Leverage Professional Networks

Join professional bodies related to data science, like the Data Science Society or similar organisations. Getting involved can lead to mentorship opportunities and insider knowledge about full-time positions at companies like Nscale.

Apply Directly through Our Website

When you find a suitable opening like Foundry Engineering Lead at Nscale, make sure to apply directly through our website. It gives you an edge and shows you're keen to join our team. Plus, who doesn’t love a direct application? It’s easier than navigating through job boards!

We think you need these skills to ace Foundry Engineering Lead in London

Palantir Foundry
Ontology Modelling
Pipeline Development
Data Architecture
Large-Scale Platform Design
Technical Leadership
Python

Some tips for your application 🫡

Show Off Your Projects:In the world of data science, your projects can speak volumes about your skills. Make sure to showcase a few key projects in your CV or portfolio, especially those that highlight your ability to work with data sets, build models, or use relevant tools like Python, R, or SQL. Don’t forget to include links to any GitHub repositories if applicable!

Quantify Your Achievements:Employers love numbers! When drafting your CV, highlight your achievements with quantifiable results. For instance, mention how your data analysis led to a certain percentage increase in efficiency or revenue at a previous job or project. These details can really make your application pop!

Craft a Tailored Cover Letter:For a full-time role at Nscale, your cover letter should reflect your passion for data science and your excitement about the specific projects or values of the company. Dive into why you’re a good fit, how your skills align with their needs, and any unique perspectives you can bring to the team.

Stand Out with Relevant Courses and Certifications:Although experience talks, relevant courses or certifications can be your ticket to impressing hiring managers at Nscale. Mention any standout courses you've completed that equipped you with essential skills, such as machine learning certifications or data visualisation courses. This shows your commitment to continuously developing your skills in the field!

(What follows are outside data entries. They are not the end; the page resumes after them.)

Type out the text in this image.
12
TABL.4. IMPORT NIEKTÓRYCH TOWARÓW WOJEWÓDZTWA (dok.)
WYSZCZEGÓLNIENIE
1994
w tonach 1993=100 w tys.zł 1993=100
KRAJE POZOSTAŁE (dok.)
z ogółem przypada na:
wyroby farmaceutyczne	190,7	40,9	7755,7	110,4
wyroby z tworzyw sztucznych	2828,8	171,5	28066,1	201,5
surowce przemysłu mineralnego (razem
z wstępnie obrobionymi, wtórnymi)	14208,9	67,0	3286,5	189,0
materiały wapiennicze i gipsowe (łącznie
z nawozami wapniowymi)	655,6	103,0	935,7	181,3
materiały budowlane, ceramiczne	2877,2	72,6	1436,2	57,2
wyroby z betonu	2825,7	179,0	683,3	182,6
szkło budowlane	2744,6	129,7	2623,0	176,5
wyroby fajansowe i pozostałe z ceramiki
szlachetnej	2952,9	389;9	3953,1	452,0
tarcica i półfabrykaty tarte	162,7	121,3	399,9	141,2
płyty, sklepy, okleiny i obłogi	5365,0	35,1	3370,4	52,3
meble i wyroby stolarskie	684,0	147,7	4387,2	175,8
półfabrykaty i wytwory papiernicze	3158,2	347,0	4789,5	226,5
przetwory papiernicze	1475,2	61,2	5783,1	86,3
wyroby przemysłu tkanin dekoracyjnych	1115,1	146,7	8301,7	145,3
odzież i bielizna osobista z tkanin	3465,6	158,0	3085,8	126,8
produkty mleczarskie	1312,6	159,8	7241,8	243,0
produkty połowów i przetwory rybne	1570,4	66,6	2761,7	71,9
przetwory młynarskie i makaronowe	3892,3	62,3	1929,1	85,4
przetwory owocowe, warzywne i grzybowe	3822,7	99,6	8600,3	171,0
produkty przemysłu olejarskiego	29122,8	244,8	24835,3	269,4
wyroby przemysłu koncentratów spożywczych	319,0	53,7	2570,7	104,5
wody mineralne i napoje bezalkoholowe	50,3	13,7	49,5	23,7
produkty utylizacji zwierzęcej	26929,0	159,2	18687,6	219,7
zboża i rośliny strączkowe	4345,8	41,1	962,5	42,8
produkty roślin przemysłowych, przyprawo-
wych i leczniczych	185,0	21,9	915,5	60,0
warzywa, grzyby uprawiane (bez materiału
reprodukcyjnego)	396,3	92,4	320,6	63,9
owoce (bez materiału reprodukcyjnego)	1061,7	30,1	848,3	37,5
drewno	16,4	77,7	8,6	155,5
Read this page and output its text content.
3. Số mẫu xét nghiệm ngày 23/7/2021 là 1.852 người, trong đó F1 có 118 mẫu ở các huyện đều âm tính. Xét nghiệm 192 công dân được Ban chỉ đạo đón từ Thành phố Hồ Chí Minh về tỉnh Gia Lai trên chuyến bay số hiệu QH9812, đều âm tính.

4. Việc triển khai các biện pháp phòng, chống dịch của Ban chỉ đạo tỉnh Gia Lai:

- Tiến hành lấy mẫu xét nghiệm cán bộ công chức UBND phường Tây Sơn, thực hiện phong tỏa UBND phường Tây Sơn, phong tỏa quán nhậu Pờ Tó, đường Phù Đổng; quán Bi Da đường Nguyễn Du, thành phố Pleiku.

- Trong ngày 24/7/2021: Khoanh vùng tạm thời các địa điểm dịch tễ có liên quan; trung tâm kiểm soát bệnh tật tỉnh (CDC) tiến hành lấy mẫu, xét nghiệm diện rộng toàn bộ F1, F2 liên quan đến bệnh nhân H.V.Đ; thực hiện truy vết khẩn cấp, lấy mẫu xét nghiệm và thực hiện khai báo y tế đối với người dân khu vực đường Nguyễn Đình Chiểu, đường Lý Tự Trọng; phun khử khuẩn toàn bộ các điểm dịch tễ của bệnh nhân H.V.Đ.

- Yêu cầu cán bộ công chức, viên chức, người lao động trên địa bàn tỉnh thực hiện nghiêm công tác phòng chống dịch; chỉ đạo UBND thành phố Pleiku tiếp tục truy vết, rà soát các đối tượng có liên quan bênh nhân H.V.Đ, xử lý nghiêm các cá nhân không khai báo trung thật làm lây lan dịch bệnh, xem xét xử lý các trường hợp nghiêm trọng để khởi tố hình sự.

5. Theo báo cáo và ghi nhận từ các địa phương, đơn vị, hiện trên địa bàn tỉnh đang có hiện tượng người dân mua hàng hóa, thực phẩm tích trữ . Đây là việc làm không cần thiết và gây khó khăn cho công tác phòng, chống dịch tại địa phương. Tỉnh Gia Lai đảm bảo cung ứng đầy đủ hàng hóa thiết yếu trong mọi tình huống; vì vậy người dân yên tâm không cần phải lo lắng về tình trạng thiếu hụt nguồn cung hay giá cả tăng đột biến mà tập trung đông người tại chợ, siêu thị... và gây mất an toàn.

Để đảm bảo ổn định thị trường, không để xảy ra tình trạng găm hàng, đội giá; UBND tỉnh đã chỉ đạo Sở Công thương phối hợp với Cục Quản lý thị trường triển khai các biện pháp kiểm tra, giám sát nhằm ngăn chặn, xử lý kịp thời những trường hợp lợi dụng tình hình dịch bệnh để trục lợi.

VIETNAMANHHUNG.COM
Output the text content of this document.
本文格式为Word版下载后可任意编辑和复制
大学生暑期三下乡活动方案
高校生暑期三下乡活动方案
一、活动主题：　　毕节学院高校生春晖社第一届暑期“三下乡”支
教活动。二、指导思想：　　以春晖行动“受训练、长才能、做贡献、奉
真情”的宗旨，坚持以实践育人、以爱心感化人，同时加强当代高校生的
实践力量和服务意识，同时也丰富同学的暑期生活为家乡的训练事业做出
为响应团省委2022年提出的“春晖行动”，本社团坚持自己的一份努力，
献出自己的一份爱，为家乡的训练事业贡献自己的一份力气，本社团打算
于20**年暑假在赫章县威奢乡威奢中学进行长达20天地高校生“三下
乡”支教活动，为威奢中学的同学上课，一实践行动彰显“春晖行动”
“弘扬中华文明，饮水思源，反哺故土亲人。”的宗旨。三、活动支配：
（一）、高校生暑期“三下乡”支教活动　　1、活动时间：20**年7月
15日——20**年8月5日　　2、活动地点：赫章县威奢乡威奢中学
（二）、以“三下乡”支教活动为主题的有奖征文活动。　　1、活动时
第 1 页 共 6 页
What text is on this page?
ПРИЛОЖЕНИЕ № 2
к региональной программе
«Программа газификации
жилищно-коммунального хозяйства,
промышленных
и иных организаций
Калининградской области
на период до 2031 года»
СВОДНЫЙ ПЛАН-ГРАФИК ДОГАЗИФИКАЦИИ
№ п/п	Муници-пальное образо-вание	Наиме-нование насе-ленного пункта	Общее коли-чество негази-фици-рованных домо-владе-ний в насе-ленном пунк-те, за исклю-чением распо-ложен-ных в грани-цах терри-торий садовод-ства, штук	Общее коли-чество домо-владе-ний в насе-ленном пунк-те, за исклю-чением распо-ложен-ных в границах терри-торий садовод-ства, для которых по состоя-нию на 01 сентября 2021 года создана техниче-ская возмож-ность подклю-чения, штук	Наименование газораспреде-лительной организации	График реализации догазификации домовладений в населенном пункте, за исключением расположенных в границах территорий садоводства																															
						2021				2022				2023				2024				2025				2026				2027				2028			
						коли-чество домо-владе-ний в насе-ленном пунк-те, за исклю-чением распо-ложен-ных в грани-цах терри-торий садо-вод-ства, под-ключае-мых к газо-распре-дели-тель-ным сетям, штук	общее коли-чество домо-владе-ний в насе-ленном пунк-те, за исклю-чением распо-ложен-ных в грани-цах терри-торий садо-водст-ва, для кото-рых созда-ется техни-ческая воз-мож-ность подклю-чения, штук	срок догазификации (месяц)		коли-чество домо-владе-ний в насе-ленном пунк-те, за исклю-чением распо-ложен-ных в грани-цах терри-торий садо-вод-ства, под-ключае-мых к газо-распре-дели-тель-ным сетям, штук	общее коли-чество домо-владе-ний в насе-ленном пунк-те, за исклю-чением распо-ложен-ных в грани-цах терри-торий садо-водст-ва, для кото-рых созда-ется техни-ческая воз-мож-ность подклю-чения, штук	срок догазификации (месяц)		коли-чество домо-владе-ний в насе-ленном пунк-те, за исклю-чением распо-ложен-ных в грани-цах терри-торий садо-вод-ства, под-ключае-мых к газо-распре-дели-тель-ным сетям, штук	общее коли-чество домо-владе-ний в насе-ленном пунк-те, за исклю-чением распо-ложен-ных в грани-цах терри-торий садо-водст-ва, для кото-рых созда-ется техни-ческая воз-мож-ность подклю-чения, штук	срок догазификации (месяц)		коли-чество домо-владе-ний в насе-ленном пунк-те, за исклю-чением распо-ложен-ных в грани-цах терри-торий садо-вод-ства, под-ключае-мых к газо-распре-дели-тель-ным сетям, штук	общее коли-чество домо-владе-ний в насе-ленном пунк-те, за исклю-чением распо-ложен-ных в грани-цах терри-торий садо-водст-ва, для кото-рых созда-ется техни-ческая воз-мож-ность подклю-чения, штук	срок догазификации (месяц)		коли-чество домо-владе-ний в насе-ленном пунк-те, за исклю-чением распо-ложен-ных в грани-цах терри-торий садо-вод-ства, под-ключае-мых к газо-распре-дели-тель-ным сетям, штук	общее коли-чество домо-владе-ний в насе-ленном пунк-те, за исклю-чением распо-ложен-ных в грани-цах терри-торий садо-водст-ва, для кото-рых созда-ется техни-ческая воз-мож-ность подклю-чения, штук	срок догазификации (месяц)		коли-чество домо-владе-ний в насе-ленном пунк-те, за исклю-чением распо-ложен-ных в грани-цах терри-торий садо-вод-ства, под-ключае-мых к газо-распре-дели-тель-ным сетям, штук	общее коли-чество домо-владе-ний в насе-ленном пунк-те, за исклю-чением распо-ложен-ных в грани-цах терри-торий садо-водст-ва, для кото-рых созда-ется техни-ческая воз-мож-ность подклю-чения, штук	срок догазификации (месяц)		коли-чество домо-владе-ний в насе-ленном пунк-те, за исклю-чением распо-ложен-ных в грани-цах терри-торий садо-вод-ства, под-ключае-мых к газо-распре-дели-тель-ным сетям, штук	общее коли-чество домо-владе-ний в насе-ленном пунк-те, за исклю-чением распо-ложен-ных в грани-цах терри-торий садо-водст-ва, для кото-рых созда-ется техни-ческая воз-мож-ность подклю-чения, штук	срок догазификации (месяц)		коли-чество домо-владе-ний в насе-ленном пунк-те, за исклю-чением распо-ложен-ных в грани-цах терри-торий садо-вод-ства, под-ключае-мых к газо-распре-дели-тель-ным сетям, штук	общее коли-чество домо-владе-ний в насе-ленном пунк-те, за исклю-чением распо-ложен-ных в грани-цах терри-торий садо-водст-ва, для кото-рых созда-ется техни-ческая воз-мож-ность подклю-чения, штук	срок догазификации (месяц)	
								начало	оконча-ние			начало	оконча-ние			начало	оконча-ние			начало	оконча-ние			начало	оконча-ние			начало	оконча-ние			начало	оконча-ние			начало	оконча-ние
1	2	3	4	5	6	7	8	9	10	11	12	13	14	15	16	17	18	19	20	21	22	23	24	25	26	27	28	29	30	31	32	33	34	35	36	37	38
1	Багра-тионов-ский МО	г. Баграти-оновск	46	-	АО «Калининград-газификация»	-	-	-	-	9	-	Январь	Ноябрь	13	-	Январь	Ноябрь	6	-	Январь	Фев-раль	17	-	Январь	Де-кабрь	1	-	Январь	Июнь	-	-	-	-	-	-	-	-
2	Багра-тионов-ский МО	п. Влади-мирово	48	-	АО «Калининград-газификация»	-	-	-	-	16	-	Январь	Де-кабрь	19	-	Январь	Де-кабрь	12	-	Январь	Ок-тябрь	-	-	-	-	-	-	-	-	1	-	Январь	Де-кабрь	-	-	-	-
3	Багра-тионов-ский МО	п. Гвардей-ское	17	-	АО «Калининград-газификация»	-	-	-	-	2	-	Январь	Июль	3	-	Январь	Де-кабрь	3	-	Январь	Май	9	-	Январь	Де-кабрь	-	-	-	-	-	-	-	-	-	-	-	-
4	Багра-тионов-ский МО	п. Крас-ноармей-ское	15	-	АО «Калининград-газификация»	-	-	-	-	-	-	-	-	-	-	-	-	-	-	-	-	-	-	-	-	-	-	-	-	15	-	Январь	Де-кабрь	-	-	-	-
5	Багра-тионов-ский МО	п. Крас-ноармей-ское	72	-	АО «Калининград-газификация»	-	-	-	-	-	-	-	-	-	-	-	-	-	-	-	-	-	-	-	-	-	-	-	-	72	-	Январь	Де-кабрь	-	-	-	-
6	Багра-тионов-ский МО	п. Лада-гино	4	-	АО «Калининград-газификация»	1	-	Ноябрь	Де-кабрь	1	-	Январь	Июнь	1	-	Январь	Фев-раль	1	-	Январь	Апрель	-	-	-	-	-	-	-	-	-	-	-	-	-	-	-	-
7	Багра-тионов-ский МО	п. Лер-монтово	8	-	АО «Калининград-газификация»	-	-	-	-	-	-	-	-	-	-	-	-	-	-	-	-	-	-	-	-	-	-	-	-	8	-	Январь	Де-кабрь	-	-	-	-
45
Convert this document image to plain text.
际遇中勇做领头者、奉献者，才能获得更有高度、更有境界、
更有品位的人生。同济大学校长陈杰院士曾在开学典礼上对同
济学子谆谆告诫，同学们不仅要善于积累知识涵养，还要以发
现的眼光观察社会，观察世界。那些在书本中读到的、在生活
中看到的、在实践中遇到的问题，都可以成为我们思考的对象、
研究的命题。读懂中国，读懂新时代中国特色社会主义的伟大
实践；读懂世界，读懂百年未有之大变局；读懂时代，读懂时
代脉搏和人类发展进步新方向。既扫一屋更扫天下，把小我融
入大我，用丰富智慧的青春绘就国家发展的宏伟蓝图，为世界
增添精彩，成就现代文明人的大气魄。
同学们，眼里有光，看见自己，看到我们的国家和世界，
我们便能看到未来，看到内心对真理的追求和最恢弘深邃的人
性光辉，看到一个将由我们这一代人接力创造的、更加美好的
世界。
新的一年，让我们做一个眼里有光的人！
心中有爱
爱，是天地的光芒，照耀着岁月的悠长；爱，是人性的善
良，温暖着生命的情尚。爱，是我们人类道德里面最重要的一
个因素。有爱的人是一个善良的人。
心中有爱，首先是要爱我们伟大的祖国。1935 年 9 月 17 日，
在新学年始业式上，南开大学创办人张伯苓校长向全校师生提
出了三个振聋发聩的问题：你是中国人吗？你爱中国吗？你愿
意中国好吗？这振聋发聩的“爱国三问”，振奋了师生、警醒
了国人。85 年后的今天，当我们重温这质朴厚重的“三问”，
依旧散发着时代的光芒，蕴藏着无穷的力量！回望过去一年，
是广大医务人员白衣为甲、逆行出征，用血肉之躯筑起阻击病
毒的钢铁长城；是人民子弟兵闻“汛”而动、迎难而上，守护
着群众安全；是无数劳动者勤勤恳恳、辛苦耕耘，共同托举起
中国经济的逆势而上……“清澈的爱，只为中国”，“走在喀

How to prepare for a job interview at Nscale

Brush Up on Your Statistics

For a data science role, we need to seriously sharpen our statistics skills. Get ready to tackle technical questions on probability distributions, hypothesis testing, and regression analysis. These are often the bread and butter of data science interviews, so don't just skim over them!

Showcase Your Projects

Prepare a killer portfolio showcasing your data science projects. We should include details about the datasets used, the tools and techniques applied, and the impact of your findings. If we can walk them through a particularly challenging project or a cool visualisation that had real-world implications, it’ll really make us stand out!

Get Comfortable with Python and R

Most data science positions require us to be proficient in programming languages like Python and R. We should practice common libraries like pandas, NumPy, and scikit-learn, and be ready for live coding exercises or algorithm questions. Showing off our coding chops can really impress the interviewers at Nscale!

Prepare for Case Studies

Expect to encounter real-world case studies during the interview. We might be asked how we’d approach a data problem or analyse a dataset to extract insights. It's essential to think out loud and demonstrate our problem-solving process so that the interviewer can see our logical thinking in action.